In het Wado karate zijn lichaamshoudingen en standen onlosmakelijk met elkaar verbonden, waarbij de houding leidend is. Er zijn drie basishoudingen:
- Mami (recht),
- Hanmi (schuin),
- Mahanmi (dwars).
De gekozen houding bepaalt mede welke stand wordt aangenomen. Een correcte lichaamshouding is cruciaal voor het correct uitvoeren van technieken en beïnvloedt sterk het succes ervan. Deze houdingen en standen zijn nauw verbonden met de concepten en principes van het Wado karate.
In tegenstelling tot andere karatestijlen, worden in Wado karate de standen bewust niet extreem laag gehouden. Lage standen, zoals in sommige andere stijlen, vertragen de overgang naar vervolgtechnieken. Net als in Jujutsu, Aikido en het zwaardvechten worden in Wado natuurlijke en efficiënte bewegingen benadrukt.
Er wordt soms beweerd dat Otsuka sensei hoger stond in zijn latere jaren vanwege zijn leeftijd, maar dit is onjuist. Zijn stijl, beïnvloed door Shindo Yoshin Ryu Jujutsu, legt de nadruk op natuurlijke, hoge standen.

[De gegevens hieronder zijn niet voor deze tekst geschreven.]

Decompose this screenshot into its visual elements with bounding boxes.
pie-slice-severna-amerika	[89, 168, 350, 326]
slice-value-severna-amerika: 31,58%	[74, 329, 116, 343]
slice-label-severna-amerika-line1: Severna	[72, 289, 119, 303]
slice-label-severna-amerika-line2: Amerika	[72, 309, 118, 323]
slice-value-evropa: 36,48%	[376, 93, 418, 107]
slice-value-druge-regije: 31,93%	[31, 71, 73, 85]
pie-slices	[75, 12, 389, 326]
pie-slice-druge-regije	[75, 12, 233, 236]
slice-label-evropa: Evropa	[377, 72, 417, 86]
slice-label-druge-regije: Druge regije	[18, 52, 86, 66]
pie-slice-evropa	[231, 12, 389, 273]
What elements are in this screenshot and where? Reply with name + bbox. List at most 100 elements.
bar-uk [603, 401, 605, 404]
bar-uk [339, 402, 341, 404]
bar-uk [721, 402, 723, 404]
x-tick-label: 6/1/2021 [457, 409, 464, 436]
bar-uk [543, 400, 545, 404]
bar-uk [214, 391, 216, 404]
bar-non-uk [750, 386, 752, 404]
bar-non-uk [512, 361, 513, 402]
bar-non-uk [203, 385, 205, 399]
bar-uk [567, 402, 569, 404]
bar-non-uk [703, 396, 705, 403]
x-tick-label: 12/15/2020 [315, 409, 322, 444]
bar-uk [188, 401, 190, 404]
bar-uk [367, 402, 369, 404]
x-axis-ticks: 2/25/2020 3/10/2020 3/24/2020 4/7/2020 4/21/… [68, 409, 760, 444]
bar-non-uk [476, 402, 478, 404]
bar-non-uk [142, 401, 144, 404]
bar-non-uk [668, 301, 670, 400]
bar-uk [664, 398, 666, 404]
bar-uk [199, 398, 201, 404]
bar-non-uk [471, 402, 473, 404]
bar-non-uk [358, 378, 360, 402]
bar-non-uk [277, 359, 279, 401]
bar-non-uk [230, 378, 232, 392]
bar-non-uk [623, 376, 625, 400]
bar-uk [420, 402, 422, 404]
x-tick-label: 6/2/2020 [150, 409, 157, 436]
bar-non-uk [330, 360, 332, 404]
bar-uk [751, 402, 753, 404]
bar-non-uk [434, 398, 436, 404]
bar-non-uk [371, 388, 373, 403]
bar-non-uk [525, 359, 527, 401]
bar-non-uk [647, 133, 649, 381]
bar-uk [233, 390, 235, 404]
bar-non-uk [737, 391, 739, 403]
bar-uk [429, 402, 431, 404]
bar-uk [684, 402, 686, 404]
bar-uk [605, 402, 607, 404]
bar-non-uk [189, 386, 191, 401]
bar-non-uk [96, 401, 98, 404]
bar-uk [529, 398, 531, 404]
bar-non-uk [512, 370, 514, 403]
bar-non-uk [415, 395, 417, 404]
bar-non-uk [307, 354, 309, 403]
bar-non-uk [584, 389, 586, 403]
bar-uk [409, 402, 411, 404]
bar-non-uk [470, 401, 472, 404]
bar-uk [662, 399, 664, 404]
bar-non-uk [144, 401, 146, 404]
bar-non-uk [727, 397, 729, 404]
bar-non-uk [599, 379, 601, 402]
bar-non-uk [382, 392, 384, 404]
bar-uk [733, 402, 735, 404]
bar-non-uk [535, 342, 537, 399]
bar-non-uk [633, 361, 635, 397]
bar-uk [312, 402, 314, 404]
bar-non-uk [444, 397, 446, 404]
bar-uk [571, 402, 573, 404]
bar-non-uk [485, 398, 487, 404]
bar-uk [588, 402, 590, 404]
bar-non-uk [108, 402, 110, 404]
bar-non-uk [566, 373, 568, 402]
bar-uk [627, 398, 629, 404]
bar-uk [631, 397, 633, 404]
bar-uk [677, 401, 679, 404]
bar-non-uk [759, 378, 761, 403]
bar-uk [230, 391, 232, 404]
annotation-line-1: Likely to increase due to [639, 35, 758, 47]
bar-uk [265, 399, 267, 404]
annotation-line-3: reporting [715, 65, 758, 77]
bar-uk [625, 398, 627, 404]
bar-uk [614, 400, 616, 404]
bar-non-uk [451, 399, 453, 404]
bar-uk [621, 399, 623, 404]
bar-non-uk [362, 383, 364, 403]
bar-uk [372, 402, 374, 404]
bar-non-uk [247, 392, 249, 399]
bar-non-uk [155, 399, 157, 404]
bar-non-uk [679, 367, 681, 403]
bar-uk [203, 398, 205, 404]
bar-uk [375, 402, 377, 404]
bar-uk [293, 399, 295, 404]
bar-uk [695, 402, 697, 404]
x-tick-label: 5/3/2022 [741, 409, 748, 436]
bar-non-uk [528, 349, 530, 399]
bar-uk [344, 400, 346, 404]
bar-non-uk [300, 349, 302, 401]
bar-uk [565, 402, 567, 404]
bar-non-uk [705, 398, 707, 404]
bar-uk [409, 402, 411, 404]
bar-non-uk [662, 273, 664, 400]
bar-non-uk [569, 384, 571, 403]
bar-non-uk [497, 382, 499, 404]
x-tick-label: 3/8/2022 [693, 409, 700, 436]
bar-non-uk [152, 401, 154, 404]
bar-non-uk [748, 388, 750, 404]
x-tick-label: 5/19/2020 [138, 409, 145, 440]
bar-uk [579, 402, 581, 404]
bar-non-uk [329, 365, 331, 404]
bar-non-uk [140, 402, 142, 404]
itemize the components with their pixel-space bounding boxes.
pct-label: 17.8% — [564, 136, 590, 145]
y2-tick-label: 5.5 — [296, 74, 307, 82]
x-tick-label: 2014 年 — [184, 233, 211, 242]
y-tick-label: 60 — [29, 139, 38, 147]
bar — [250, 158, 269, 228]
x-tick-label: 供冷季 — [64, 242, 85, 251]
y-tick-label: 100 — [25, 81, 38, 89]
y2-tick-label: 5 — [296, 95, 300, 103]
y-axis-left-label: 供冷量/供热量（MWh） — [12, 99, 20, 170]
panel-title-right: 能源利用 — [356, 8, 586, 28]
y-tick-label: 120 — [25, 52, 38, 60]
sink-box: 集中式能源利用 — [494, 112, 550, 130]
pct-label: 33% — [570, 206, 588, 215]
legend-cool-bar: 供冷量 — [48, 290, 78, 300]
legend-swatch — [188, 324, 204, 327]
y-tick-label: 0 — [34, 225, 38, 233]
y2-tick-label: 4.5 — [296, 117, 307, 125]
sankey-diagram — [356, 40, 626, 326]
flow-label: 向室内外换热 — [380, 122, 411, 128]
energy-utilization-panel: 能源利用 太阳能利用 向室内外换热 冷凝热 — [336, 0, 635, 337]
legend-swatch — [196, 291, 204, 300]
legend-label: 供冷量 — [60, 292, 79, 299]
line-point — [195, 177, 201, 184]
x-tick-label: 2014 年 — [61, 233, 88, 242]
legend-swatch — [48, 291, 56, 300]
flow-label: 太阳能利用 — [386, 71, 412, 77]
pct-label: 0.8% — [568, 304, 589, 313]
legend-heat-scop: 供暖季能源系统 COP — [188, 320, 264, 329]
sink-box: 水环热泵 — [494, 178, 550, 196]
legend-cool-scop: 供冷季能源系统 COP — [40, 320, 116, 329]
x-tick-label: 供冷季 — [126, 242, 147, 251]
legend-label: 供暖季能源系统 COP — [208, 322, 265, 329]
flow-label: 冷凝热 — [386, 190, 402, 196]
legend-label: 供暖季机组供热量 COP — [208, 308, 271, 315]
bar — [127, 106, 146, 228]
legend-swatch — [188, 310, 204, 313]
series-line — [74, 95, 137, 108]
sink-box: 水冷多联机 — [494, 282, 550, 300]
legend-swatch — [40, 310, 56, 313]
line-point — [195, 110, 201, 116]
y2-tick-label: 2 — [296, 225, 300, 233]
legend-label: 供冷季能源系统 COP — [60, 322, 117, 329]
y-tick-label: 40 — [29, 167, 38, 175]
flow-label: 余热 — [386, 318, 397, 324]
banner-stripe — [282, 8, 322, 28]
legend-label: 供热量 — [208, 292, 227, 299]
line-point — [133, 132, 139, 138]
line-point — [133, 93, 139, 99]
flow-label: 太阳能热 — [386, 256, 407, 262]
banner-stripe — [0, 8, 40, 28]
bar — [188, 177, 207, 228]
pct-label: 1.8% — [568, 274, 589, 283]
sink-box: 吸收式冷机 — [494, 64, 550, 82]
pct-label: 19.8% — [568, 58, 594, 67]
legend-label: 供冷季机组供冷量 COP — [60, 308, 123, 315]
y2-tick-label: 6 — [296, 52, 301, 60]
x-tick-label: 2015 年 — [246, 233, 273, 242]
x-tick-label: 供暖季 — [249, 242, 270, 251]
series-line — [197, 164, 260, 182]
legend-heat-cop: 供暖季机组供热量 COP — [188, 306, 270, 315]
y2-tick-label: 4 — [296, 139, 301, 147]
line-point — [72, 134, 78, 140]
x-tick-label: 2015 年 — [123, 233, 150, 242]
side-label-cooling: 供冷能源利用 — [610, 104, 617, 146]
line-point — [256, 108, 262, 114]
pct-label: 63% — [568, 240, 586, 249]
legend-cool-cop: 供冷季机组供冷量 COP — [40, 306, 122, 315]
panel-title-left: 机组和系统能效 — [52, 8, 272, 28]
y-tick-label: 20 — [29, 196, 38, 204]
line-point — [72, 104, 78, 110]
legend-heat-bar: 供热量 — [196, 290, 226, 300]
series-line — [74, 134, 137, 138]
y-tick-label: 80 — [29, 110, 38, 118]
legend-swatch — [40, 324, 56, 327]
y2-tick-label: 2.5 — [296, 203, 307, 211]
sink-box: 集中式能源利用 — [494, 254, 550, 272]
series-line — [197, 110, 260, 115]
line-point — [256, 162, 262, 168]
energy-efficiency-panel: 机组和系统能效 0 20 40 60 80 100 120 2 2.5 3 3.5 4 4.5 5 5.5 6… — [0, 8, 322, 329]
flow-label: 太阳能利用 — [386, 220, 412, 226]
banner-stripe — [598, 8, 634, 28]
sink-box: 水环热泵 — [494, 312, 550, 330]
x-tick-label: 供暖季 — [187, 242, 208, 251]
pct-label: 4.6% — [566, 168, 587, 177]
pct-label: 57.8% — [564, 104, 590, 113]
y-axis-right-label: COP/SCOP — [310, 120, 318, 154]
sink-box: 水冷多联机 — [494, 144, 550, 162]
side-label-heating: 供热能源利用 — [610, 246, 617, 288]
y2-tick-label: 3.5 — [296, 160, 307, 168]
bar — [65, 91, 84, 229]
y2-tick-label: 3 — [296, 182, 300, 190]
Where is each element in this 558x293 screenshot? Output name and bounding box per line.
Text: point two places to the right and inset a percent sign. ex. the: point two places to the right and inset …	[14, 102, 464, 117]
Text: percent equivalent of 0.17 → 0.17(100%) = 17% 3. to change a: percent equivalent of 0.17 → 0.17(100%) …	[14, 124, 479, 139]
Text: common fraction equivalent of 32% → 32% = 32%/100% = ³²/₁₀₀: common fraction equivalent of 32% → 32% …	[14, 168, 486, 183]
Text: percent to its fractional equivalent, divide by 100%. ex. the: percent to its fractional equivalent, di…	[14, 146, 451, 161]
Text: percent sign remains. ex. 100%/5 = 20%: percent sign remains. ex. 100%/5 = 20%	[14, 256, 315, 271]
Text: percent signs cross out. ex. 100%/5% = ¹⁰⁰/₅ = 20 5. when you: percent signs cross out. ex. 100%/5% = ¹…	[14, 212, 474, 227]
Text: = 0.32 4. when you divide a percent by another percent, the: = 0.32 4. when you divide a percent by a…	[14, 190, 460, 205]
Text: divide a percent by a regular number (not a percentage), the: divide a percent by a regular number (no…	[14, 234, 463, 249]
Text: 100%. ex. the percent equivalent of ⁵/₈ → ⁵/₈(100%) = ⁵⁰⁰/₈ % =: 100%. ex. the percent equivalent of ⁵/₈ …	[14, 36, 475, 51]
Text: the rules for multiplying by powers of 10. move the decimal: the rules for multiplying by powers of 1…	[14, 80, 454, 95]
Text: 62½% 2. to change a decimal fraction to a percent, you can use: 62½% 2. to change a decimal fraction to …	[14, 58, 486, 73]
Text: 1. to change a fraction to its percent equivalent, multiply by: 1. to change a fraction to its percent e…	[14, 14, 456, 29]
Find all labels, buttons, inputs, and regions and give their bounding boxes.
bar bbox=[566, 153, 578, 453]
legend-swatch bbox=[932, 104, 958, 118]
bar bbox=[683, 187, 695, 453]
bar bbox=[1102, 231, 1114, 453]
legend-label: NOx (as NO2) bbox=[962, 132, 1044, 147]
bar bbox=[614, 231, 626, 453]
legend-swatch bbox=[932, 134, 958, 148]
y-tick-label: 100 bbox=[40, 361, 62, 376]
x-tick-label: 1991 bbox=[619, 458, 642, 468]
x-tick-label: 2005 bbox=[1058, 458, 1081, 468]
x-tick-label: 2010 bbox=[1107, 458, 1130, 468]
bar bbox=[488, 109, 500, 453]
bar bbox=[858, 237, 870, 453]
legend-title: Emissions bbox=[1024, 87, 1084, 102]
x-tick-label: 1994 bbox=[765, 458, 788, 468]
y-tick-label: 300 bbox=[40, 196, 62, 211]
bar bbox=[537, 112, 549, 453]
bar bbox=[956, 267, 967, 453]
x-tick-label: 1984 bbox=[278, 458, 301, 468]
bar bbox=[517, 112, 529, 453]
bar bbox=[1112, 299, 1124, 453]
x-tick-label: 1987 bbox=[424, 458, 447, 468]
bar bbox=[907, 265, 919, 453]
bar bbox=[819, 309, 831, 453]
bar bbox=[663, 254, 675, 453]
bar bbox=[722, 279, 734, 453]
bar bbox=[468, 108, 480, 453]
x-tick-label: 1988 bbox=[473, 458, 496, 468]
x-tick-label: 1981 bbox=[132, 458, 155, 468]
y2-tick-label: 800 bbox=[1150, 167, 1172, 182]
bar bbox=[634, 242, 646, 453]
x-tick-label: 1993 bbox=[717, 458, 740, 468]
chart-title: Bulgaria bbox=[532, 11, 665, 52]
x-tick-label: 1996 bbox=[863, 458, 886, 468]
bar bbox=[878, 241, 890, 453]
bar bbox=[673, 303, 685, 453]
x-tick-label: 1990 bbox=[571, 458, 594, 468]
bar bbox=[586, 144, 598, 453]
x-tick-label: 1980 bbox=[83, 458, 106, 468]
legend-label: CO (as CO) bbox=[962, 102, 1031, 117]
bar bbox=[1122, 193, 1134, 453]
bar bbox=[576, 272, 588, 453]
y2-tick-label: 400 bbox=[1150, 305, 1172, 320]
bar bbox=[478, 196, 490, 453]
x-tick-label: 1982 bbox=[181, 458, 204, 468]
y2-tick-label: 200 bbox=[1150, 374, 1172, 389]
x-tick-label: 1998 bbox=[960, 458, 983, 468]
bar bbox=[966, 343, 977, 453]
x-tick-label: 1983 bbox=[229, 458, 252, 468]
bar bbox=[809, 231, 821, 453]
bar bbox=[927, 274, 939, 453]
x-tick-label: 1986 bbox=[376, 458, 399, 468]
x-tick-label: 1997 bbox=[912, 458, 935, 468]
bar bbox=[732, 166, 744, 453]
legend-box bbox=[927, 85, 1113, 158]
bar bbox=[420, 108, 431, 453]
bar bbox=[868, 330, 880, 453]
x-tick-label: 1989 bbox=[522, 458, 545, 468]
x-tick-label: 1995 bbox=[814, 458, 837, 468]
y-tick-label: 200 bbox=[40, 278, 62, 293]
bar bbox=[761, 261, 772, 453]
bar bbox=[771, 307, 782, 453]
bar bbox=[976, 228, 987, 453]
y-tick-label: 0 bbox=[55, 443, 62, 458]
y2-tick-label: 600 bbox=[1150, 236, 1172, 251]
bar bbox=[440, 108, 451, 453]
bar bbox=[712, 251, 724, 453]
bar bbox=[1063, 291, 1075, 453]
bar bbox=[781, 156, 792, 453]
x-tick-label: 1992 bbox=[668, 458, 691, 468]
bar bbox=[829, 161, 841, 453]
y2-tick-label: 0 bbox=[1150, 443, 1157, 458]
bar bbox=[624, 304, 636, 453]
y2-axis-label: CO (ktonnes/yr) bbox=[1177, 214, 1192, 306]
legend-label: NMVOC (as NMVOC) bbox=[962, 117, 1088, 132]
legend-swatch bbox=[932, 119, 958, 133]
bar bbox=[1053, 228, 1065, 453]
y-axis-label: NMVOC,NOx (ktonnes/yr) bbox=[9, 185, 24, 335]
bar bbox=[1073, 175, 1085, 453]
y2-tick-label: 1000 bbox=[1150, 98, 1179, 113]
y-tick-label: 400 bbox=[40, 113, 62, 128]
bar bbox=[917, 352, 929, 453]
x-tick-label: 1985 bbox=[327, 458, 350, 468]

Standen en houdingen vervullen meerdere functies. Zo is de Yoi-dachi (openingsstand) niet alleen bedoeld om ‘klaar te staan’, maar stelt de karateka ook in staat om direct een gevecht te starten. In Wado karate begint men basisbewegingen vaak met een stoot in Junzuki-dachi, in plaats van een blok zoals in andere stijlen.
Houdingen kunnen bovendien strategisch worden ingezet: door de handen hoger te houden, kan men een aanval ontmoedigen, terwijl het laten zakken van de handen juist uitnodigend werkt. Dit sluit aan bij een belangrijk Wado-principe: het manipuleren van de tegenstander om hem tot een bepaalde actie te verleiden zonder dat hij dit beseft.